The Violin of Hope

    What do you do when your circumstances are hard?

    • Option #1: Sit passively and complain.
    • Option #2: Seek to be productive with what you have.

    I can’t imagine more trying circumstances than being imprisoned in a Nazi concentration camp. These were not prisons of rehabilitation. They were places with absolutely no concern or care for those kept within their walls. It was a place that perhaps reminded many of the words over the gates of hell in Dante’s Inferno: “Abandon all hope, ye who enter here.”

    Dachau

    Yet even as these horrific camps remind us of man’s inhumanity of man, it can also remind us of the indomitable spirit of man. Take, for example, the violin that was recently discovered. More accurately, it was the note buried within the violin that was recently discovered that earned it the title “the violin of hope.”

    Here’s what we know. Franciszek “Franz” Kempa was a Jewish prisoner at the Nazi concentration camp Dachau, and this was his violin. Having a musical instrument in such a dire place was not unheard of. The Nazis allowed instruments and even encouraged the prisoners to play. It was all part of their propaganda. “This is not a bad place. Look how happy they are! They’re even making music.”

    What makes Kempa’s violin unique is that is the only one known to have been built while at a concentration camp. But all that was unknown until recently. The violin sat in storage for years, and it wasn’t until an art dealer in Hungary decided to get it repaired. The violin appeared to be a contradiction. It was well crafted, but it was created from poor wood with crude tools. According to Szandra Katona, one of the art dealers:

    “If you look at its proportions and structure, you can see that it’s a master violin, made by a man who was proficient in his craft. But the choice of wood was completely incomprehensible.”

    A handwritten and hidden tag in Silesian dialect (mix of Polish and German) inside a Dachau-build instrument.

    This odd construction led them to take the violon apart, and that’s when they found the note:

    “Trial instrument, made under difficult conditions with no tools and materials. Dachau. Anno 1941, Franciszek Kempa.”

    Kempa was a master craftsman. This was not his first violin, and the note almost reads like an apology.

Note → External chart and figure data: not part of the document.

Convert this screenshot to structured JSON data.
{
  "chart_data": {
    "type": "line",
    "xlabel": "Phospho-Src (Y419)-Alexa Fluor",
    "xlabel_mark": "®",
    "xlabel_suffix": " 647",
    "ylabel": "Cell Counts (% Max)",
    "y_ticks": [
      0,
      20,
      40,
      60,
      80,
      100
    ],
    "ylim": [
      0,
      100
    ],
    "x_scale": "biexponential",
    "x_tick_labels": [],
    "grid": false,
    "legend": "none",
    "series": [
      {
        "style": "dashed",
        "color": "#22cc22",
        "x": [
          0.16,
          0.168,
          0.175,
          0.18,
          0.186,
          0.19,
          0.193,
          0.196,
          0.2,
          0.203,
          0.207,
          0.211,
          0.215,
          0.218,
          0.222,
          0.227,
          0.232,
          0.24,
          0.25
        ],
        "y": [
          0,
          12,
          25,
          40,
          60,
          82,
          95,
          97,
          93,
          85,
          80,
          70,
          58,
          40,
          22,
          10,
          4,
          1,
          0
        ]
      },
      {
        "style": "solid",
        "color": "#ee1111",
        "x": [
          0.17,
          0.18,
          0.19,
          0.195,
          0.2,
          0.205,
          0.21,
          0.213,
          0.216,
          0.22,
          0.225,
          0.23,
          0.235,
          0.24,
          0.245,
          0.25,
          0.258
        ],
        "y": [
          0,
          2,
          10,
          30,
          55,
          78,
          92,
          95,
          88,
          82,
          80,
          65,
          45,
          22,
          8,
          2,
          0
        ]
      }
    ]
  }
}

It’s as if to say, “I did the best I could with what I had under the most trying circumstances.”

    One of the art dealers, Tamás Tálosi, said, “We named it the ‘violin of hope’ because if someone ends up in a difficult situation, having a task or a challenge helps them get through a lot of things. You focus not on the problem, but on the task itself, and I think this helped the maker of this instrument to survive the concentration camp.”

    And Kempa did survive. Once liberated, Kempa returned to Poland and continued to craft fine instruments until his death in 1953. [Source]

    This brings me back to my original question: What do you do when your circumstances are hard?

    Lord, may I always give you my best. No matter the circumstances or how I feel, I want to do my part for the sake of your kingdom.

    “Blessed is that servant whom the master finds doing his job when he comes” (Luke 12:43).